CINCINNATI — Christopher Lawson has only been working at the Eastgate Burger King for three weeks, but he loves it.
“I got people saying, ‘Hey! You’re so nice. You know, it’s hard to find that,’" Lawson said. "And it just makes me happy to deal with them."
He is one of thousands of people around the Tri-State who were unemployed due to the COVID-19 pandemic. But his situation involved more than unemployment. It also involved mental illness.
Experts say there is a definite correlation between unemployment and mental illnesses like depression, anxiety and post-traumatic stress. A report published by the U.S. National Library of Medicine describes an increase in behavioral health conditions in people who have lost employment since the pandemic.
The report also points to a successful process of supporting workers with mental illness by providing services that include help finding a job.
“I started looking around and I put in application after application after application in and I just wasn’t getting nowhere," he said. "And then with the pandemic, they started laying off everybody. I sat at home, and I gained 60 pounds, you know ‘cause I was depressed and everything. I didn’t feel like doing anything.”
Lawson said he was connected to Greater Cincinnati Behavioral Health Services, an agency that assists people with behavioral health conditions, substance abuse and developmental disabilities. The nonprofit organization also has specific programs designed to connect those with mental illness with employment.
“We have had more people coming to us looking for help because they maybe didn’t have mental health symptoms prior to the pandemic, but maybe that exacerbated them,” said Kelly Smith-Trondle, director of Employment and Recovery Services at Greater Cincinnati Behavioral Health Services.
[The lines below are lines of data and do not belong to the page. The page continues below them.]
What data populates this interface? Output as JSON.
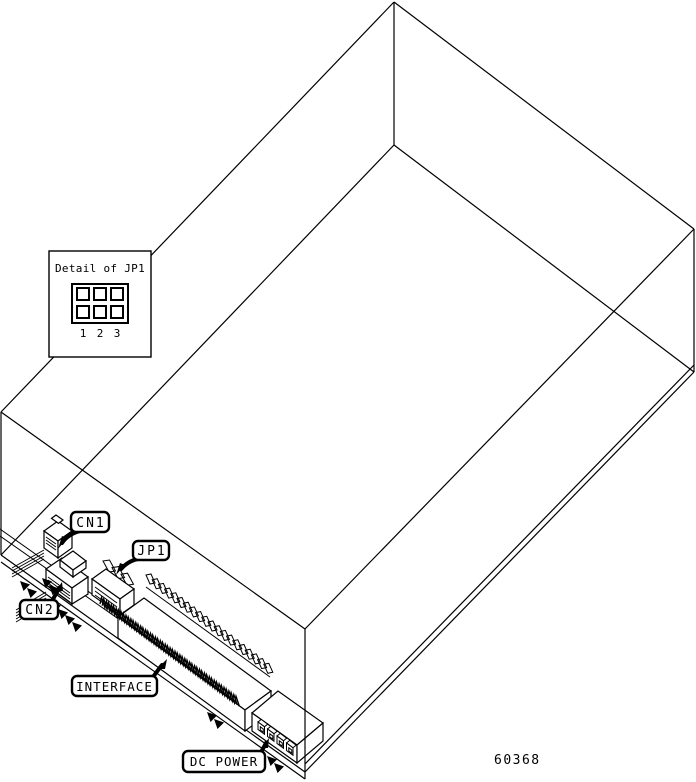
{
  "diagram": {
    "background_color": "#ffffff",
    "line_color": "#000000",
    "part_number": "60368",
    "detail_inset": {
      "title": "Detail of JP1",
      "pin_labels": [
        "1",
        "2",
        "3"
      ]
    },
    "callouts": {
      "cn1": "CN1",
      "jp1": "JP1",
      "cn2": "CN2",
      "interface": "INTERFACE",
      "dc_power": "DC POWER"
    }
  }
}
She said the agency has helped place over 560 clients in jobs since April 2020. About two-thirds of the clients have kept their jobs.
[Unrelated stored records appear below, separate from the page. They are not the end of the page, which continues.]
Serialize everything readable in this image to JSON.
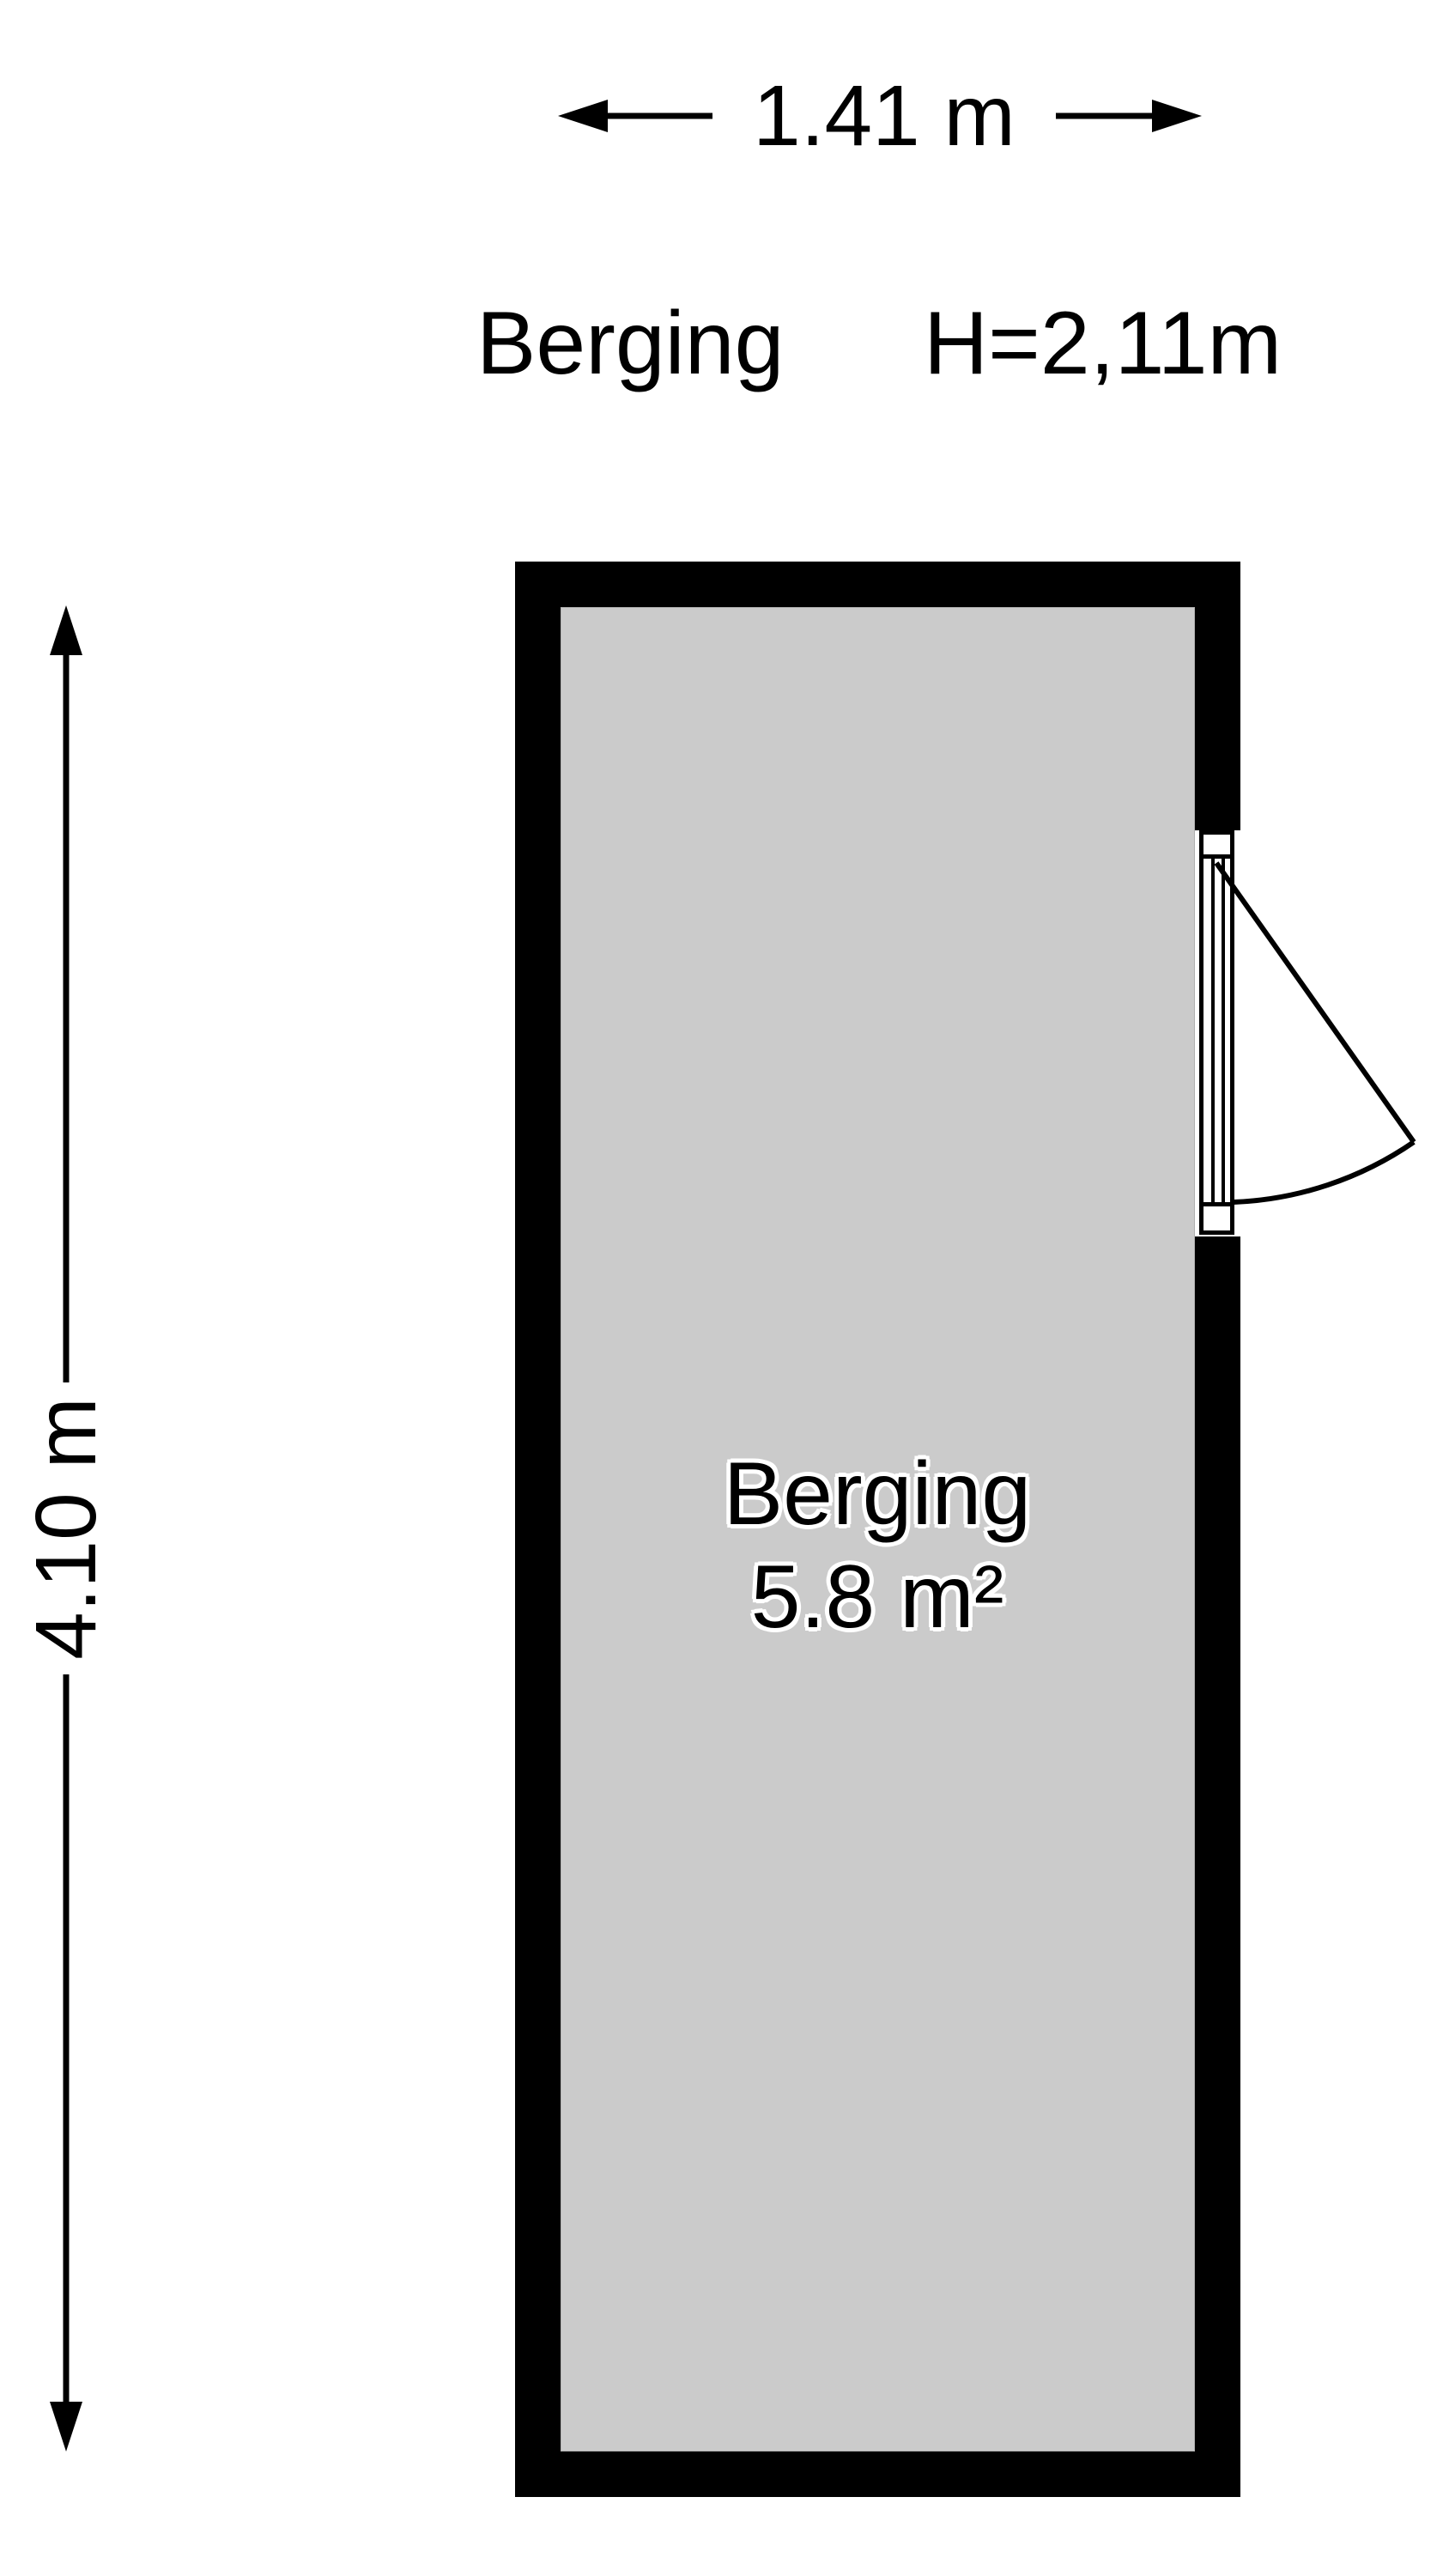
{
  "header": {
    "room_title": "Berging",
    "ceiling_height": "H=2,11m"
  },
  "dimensions": {
    "width_label": "1.41 m",
    "height_label": "4.10 m"
  },
  "room": {
    "name": "Berging",
    "area": "5.8 m²"
  },
  "colors": {
    "wall": "#000000",
    "floor": "#cbcbcb",
    "line": "#000000",
    "background": "#ffffff",
    "label_halo": "#ffffff"
  }
}
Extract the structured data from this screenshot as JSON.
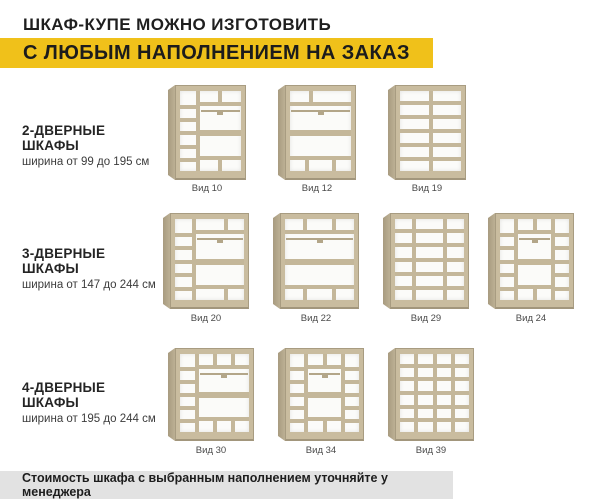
{
  "header": {
    "title": "ШКАФ-КУПЕ МОЖНО ИЗГОТОВИТЬ",
    "subtitle": "С ЛЮБЫМ НАПОЛНЕНИЕМ НА ЗАКАЗ",
    "accent_color": "#f0c11a"
  },
  "rows": [
    {
      "name": "2-ДВЕРНЫЕ ШКАФЫ",
      "width_range": "ширина от 99 до 195 см",
      "items": [
        {
          "label": "Вид 10"
        },
        {
          "label": "Вид 12"
        },
        {
          "label": "Вид 19"
        }
      ]
    },
    {
      "name": "3-ДВЕРНЫЕ ШКАФЫ",
      "width_range": "ширина от 147 до 244 см",
      "items": [
        {
          "label": "Вид 20"
        },
        {
          "label": "Вид 22"
        },
        {
          "label": "Вид 29"
        },
        {
          "label": "Вид 24"
        }
      ]
    },
    {
      "name": "4-ДВЕРНЫЕ ШКАФЫ",
      "width_range": "ширина от 195 до 244 см",
      "items": [
        {
          "label": "Вид 30"
        },
        {
          "label": "Вид 34"
        },
        {
          "label": "Вид 39"
        }
      ]
    }
  ],
  "footer": {
    "note": "Стоимость шкафа с выбранным наполнением уточняйте у менеджера",
    "bg_color": "#e2e2e2"
  },
  "colors": {
    "wood": "#c9bc9f",
    "wood_dark": "#a89c81",
    "interior": "#fbfbf9"
  }
}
“We believe that work does not follow recovery, but that work produces recovery,” she said.
For Lawson, in only a few weeks, he has seen a difference.
“Now I’ve lost 15 pounds in three weeks because I’m working," he said. "I’m not depressed. I feel like I’m worth something. You know, I feel like I’m actually accomplishing something in my life."
The Work Initiative Network is one of the programs that Lawson used through Greater Cincinnati Behavioral Health Services. It is specifically designed to help people with mental illness find jobs.
“Our employment specialists are going out in the community and really trying to develop those relationships with employers so that we can figure out what are you looking for in an employee and how best to get the person hired,” Smith-Trondle said.
The jobs they connect clients to range from entry-level to highly technical positions. Smith-Trondle said there is no fee for the employer or the client in most cases. The agency received funding from several sources including the Mental Health and Recovery Boards in Hamilton and Clermont Counties, United Way and Opportunities for Ohioans with Disabilities.
“We believe that our clients and people with mental health issues can and should work, but sometimes it’s about getting the right job in the right environment with the right support in place for that person to be successful,” she said.
That support many times comes in the form of a job coach if the client wants one. The job coach can be on-the-job with the client to help them learn different aspects of the new position, or someone who checks in with the client periodically to see how things are going.
“‘Are you going to work? How are you feeling? Are you taking your medicine? What can we do to help you keep that job?” she said.
In Lawson's case, it had been four years since he held a job. He stopped working in 2017 to take care of his dying grandparents. But, he is confident in the progress he has made. He said his managers are supportive.
“I get overwhelmed and, you know, have a hard time dealing with some stuff," he said. "But she understands and she works through that."
Lawson also has a message for others with mental illness who are unsure they can hold a job.
"Don’t let it hold you back because it doesn’t have to,” he said.